I set off south and I am soon out of the town and following an undulating field path passing through playing fields before crossing ploughed and recently seeded fields to reach the attractive village of Lyddington. I now make for the interesting Bede House which originally formed the medieval wing of a palace belonging to the Bishops of Lincoln. Sir Thomas Cecil, son of Queen Elizabeth’s chief minister converted it into an almshouse in 1600 for twelve poor ‘bedesmen’ over 30 years old in age and two women over 45 years old in age who were all free of lunacy, leprosy or the French. Today, most of the rooms are unfurnished but a couple are which gives an insight on how conditions were in those days.
Continuing south from Lyddington I pass many cottages of attractive warm golden stone and turn left at the end of the village. A roadside seat a short way along this lane and below Bee Hill is a good spot to have an early lunch and today I am in no hurry as I have ample time to complete the walk before nightfall.
With sandwiches eaten I’m heading next towards the hamlet of Thorpe by Water but now the clouds are looking quite angry to the north east and there was no shelter around. I press on to reach the B672 just as the first spots of rain start. There is much open field walking next across the Welland Valley to reach Gretton and it seems likely that I will get caught in a heavy spell of rain. As luck will have it, it is fortunate that I reach a small underpass at the disused railway just as the rain comes on heavy and I couldn’t have wished for a better shelter. This is not marked on the map so it is a real bonus and so for the next half an hour I stay put as there isn’t much point in crossing large open fields and getting wet. When I do set off I cross an impressive new footbridge over the River Welland before striking out across open pasture with cows grazing. I am so glad that I had made the right decision to hold back awhile. Ascending towards Gretton I have to cross some sticky ploughed fields and in this part of the country the mud does really stick to your boots which impedes your walking pace. At long last I join the Jurassic Way which involves initially some road walking through the village of Gretton before taking a field path to the east. I get the impression that this area has been quarried for iron ore in the distant past and has now been landscaped. It’s a lonely section of countryside with large fields and bordering woodland blocks and devoid of any habitation but I later turn north by the isolated Harringworth Lodge. I cross more fields and following field boundaries, some with limestone walls which is like walking through a part of the Cotswolds. A minor road is crossed and I later make a descent to the Wellend Valley. Dominating the valley is the impressive Welland Railway Viaduct which at 1,275 yards long and has 82 arches. It was completed in 1878 and is the longest masonry viaduct across a valley in Britain and is a Grade II listed building. At the foot of my descent is the hamlet of Shotley and now I head west along a road into the village of Harringworth.
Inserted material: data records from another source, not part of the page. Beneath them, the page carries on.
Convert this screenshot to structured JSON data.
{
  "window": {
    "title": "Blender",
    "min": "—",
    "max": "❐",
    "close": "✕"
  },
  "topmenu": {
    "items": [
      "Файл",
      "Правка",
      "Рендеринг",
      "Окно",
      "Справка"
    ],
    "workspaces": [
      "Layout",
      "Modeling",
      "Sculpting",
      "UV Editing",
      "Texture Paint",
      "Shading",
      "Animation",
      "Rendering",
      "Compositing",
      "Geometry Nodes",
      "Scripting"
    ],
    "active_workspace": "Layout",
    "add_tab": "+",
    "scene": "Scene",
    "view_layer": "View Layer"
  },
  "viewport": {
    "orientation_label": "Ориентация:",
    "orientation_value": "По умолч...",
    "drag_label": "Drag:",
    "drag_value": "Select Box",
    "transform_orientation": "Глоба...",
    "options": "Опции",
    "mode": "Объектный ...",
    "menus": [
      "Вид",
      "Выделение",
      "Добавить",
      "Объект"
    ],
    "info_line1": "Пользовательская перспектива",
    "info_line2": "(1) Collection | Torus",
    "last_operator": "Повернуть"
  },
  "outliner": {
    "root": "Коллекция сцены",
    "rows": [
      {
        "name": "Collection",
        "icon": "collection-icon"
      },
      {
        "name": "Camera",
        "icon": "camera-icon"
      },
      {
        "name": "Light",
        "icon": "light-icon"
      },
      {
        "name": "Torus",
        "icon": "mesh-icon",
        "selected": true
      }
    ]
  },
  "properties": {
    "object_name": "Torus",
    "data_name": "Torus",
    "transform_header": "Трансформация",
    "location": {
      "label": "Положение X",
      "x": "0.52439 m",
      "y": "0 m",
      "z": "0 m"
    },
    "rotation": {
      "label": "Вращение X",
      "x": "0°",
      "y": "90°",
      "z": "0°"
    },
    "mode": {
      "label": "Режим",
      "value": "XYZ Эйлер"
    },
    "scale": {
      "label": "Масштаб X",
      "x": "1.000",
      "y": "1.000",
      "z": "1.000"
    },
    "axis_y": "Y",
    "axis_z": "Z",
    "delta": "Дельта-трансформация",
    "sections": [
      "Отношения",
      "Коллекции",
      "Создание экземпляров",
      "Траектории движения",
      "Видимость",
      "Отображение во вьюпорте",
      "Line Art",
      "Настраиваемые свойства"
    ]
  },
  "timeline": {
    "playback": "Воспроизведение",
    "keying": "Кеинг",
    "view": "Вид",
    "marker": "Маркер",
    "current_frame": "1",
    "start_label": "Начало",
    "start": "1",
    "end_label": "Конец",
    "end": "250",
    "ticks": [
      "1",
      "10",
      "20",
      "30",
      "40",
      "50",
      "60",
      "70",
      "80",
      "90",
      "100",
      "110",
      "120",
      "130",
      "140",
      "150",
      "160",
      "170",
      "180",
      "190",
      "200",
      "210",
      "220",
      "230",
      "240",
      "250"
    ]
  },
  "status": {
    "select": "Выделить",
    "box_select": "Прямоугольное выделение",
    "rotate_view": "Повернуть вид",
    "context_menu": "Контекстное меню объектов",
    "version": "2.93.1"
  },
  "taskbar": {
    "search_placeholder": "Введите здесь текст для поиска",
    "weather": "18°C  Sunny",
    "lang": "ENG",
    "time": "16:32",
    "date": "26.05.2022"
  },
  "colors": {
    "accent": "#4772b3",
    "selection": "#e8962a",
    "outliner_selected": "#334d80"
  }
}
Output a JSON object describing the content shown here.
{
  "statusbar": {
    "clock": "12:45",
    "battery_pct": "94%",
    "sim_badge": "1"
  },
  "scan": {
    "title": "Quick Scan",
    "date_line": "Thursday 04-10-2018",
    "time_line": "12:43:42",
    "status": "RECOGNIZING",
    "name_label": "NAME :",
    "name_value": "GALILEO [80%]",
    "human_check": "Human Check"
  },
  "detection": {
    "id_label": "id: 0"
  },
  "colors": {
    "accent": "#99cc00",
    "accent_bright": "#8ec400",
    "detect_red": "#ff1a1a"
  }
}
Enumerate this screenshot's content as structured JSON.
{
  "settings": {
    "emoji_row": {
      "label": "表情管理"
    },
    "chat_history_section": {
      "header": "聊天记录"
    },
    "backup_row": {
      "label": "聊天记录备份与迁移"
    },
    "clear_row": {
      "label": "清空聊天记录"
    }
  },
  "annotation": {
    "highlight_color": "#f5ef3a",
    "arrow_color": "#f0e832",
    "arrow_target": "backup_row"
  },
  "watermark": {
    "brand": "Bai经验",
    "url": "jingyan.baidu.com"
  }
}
My route to reach Barrowden is now alongside the River Welland following a field path. Heavy clouds are threatening again and in this part of the world there is little shelter. I reach the unusually named Turtle Bridge as the first spots of rain are felt but have time to photograph this interesting location. I am surprised to find a county sign on the far side welcoming me to Rutland despite being on a green lane.
It now seems likely that I am going to get caught in a shower and so opt to see if there is any shelter at a nearby disused railway bridge. From the farm track I manage to get down the embankment to find some shelter and it isn’t long before the rain goes off. The next mile is just a case of walking along a field boundary before crossing a couple of ploughed fields. The rain is intermittent now and thankfully doesn’t amount to much. I finally join a lane into Barrowden and head up through the village back to the car.